Fransızların bu denemeleri hem başarısızlıkla sonuçlanmış hem de halkı zora sokmuştur. Yaşanan yoksulluk yetmezmiş gibi mezhep, ırk ve din tartışmasının da ortaya çıkması halkın din ırk ve mezhep fark etmeksizin ayaklanmasına sebep olmuştur. Ayaklanma Fransızlar tarafından çok sert bir şekilde bastırılmıştır. Suriye’de yaşanan bu olaylar halkı fevkalade rahatsız etmiş olsa da halk kendini Suriyeli Arap’tan çok Sünni Arap Milliyetçisi olarak görüyor ve bu da Milliyetçilerle ortak noktada buluşmayı engelliyordu. 1943 yılında Suriye’de Fransız mandası altında ilk seçimler yapılmış halk kendi içinde ortak noktada buluşamasa da Fransızlara karşı bir olmuş ve Milliyetçi Cephe Hükümetini kurmuştur.

Milliyetçi Cephe 2. Dünya savaşındaki Fransa’nın yorgunluğu sırasında elini çabuk tutmuş ve halka tesirlerini arttırmıştır. 2. Dünya savaşının bitiminden sonra ABD ve SSCB’nin ortak aldığı manda kararları ile ABD ve SSCB Lübnan ve Suriye’yi tanımış ve Fransa yalnız kalmış ve işgalci konumuna düşmüştür ve Fransa bundan sonra dahi pes etmemek için askeri gücü sevk etse de BM’nin devreye girmesiyle 1946 yılında Suriye’den tamamen çekilmiştir. Bunun üzerine Suriye’de Fransızlara karşı birleşen yapılar tekrar birbirleriyle anlaşamaz hale gelmiş ve Darbeler dönemi başlamıştır.


2. Suriye’de Baas Hareketi

Baas Arapça ‘da “Yeniden Doğuş” demektir. Suriye’de Baas hareketi Arap milliyetçisi ve sosyalist düşünceleriyle öne çıkan Müslüman Sünni Selahattin Bitar ve Hıristiyan Michael Eflak tarafından 1943 yılında kurulmuştur. Eflak ve Bitar ilk üyelerini öğretmenlik yaptıkları liseden toplamışlardır.  Bu hareket Osmanlı Devleti’nin Suriye’den çekilmesi üzerine Pan-Arap hareketini savunan kişiler tarafından oluşturulmuştur. Hızla yayılan hareket Şam ve diğer vilayetlerde etkili olmuştur. 

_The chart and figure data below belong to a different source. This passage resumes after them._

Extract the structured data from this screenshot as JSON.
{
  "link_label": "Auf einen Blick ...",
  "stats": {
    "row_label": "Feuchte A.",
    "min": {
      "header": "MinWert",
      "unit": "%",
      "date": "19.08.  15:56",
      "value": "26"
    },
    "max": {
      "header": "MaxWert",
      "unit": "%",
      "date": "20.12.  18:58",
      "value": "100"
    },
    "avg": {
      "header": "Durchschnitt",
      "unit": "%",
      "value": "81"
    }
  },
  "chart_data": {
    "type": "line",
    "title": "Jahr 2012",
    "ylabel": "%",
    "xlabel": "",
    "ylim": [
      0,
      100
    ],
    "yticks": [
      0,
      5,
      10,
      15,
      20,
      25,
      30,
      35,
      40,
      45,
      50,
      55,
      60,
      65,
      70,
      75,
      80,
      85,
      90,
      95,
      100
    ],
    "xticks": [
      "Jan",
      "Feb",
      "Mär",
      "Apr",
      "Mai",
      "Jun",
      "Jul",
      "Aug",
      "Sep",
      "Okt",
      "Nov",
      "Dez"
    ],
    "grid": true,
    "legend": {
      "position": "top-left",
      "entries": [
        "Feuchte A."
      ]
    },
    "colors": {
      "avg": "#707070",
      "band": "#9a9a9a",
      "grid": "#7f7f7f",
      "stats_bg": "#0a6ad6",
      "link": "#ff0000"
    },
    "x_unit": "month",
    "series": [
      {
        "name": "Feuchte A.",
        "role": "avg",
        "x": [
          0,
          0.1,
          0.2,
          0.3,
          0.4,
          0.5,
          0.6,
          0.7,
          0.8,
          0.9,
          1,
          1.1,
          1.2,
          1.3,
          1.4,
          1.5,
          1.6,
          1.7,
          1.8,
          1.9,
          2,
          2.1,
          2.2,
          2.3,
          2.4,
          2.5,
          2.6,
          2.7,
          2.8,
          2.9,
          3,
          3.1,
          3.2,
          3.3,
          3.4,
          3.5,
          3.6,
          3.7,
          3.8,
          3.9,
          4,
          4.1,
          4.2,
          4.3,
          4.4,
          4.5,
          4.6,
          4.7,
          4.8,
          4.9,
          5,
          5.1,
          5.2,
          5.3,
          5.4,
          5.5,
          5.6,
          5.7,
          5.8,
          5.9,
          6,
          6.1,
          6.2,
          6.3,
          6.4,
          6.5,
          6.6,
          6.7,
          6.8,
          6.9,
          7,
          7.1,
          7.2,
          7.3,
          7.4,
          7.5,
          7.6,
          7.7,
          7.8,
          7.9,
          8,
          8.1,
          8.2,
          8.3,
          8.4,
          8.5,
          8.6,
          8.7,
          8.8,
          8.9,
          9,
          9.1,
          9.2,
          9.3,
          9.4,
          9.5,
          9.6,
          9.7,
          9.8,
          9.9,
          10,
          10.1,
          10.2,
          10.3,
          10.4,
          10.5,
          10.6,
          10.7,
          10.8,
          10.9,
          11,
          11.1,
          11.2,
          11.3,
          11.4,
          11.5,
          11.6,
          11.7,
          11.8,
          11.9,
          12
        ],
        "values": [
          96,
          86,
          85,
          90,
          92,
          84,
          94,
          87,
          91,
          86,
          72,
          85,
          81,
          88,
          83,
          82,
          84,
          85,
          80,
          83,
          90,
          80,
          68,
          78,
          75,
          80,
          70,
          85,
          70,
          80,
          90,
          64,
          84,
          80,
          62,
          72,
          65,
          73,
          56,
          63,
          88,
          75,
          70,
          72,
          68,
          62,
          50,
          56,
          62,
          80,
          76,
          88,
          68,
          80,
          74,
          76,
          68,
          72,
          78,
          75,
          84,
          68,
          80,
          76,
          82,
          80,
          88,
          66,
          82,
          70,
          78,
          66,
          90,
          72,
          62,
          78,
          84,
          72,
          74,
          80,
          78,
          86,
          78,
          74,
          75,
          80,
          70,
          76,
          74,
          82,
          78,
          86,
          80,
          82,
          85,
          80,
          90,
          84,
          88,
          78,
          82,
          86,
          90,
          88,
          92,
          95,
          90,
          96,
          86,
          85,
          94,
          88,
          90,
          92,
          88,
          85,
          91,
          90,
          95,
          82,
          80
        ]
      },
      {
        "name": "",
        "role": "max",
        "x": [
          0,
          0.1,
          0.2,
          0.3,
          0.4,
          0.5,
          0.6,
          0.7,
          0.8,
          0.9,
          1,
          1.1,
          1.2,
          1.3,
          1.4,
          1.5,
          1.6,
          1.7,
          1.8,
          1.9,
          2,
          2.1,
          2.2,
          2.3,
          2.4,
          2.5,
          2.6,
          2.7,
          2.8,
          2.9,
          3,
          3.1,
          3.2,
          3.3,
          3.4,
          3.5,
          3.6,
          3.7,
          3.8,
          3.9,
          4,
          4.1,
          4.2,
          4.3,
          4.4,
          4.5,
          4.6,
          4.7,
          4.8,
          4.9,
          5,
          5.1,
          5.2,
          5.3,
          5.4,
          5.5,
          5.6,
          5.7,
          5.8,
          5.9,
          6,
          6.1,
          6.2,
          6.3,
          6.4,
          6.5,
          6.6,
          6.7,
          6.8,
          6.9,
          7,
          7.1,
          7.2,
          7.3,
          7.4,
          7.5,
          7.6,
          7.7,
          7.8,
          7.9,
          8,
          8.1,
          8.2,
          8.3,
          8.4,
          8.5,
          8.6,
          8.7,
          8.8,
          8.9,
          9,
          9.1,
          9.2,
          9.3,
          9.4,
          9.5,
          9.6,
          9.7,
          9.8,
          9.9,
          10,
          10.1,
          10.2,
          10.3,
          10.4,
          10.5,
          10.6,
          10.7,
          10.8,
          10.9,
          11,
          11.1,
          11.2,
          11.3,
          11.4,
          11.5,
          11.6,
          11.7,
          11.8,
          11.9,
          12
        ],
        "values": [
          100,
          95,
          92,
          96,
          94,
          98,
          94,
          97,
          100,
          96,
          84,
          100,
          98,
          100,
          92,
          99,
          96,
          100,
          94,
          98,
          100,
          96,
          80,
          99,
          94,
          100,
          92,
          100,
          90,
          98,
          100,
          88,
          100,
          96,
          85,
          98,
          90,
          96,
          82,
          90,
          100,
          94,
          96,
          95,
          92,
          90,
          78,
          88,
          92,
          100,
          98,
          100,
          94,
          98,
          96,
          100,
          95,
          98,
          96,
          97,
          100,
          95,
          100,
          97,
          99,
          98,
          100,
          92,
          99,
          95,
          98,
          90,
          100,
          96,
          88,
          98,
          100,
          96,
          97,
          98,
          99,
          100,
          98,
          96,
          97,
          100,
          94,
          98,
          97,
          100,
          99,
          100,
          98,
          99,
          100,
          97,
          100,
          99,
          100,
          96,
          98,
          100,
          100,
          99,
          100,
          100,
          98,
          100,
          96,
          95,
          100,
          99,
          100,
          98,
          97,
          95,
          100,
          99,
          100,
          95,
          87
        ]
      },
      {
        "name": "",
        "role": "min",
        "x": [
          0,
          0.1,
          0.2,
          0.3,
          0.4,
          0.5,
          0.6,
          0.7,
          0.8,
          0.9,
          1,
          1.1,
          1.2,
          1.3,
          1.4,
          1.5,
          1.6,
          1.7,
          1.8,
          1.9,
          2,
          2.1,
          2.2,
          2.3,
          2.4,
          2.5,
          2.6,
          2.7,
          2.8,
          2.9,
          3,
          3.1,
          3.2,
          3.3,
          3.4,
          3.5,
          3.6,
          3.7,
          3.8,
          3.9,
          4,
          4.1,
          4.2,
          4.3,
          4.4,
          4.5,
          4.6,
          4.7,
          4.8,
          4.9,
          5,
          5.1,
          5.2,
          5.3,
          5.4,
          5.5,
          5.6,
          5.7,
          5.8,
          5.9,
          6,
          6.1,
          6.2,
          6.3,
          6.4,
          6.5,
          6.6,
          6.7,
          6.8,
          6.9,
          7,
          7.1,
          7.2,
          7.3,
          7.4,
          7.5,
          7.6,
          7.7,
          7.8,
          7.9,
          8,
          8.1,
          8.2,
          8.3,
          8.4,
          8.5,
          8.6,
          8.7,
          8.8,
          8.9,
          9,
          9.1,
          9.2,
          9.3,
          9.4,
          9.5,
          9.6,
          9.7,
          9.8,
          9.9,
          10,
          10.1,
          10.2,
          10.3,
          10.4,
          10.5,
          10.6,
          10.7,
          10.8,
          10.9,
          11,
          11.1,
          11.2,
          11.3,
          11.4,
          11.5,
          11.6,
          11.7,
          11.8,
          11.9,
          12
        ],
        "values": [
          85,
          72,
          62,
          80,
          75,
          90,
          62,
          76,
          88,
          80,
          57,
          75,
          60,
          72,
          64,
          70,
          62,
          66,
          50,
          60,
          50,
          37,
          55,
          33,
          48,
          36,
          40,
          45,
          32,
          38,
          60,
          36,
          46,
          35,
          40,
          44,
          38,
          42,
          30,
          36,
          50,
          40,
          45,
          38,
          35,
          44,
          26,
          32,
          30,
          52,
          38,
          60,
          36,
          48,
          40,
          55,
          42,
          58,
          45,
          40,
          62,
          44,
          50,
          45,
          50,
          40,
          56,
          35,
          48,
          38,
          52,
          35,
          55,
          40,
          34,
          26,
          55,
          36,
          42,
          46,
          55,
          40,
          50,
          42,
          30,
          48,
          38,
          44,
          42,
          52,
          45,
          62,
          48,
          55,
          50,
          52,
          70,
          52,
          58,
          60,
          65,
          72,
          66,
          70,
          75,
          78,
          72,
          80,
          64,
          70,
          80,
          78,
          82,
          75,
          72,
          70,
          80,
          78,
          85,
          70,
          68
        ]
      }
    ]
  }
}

Michael Eflak, bütün kariyerini "bölünmez bir Arap milleti" fikrinin geçerliliğini kanıtlamaya çalışarak harcadı. Eflak’a göre Arap milleti, sömürgeciliğin ve emperyalizmin sonucu bölünmüş ve bu bölünme Arap ruhunun bozulmasına ve zayıflamasına neden olmuştur. Bu çerçevede Baas Partisinin en temel amacı, "Arap milleti"ni oluşturmada önemli bir işlevi olacak Arap iradesini yeniden canlandırmaktı. Yine Eflak’a göre, Arap milleti o kadar kötü duruma düşmüştü ki, "yeniden dirilme" ihtiyacı çok acildi. Bu düşüncelerle Baas Partisinin ilk kongresi 200 katılımcı ile 4–6 Nisan 1947 tarihlerinde Şam’da yapıldı. Kongrede, Partinin programı ve tüzüğü kabul edildi. (Türel,2013, s.107)

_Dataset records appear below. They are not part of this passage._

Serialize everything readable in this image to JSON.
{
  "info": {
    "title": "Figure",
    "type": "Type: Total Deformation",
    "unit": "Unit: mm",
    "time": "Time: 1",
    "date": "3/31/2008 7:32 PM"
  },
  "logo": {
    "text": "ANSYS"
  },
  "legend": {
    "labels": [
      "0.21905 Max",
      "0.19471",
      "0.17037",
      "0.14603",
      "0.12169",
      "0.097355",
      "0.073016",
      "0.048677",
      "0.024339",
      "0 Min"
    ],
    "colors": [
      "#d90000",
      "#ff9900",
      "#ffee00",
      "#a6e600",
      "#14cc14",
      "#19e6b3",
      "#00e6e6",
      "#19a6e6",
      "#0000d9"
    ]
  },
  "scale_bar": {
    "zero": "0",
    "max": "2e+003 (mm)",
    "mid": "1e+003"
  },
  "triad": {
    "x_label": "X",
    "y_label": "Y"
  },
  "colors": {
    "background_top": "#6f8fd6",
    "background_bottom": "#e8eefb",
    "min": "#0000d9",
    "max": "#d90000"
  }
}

1947 yılında ilk kongresini gerçekleştiren Baas Partisi birlik, özgürlük ve sosyalizm düşüncelerini benimsemiş siyasi bir hareketin adı olmuştur. Parti Suriye kimliğinden ziyade Arap kimliğinin öne çıkmasını savunmuş ve Arap birliğinin kurulmasının gerekliliği ile ilgili düşüncelerini her fırsatta dile getirmiştir. (İnce,2017, s.272)

Parti Suriye Milliyetçiliğini değil Arap milliyetçiliğini benimsemiştir. Baas partisi programına göre Arap anavatanı “Toros dağlarından Basra Körfezine, Arap Okyanusuna (Hint Okyanusu), Etiyopya Dağlarına, Büyük Sahraya, Atlantik Okyanusuna ve Akdeniz’e kadar uzanan topraklardır. Parti 1953 yılında Arap Sosyalist Partisi ile birleşerek daha da güçlenmiştir. Bu birleşimden sonra Partinin yeni ismi “Arap Baas Sosyalist Partisi” olmuştur. Parti ilk başarısını 1954 seçimlerinde kazanmış. 141 üyeli mecliste 13 sandalye elde edilmiştir.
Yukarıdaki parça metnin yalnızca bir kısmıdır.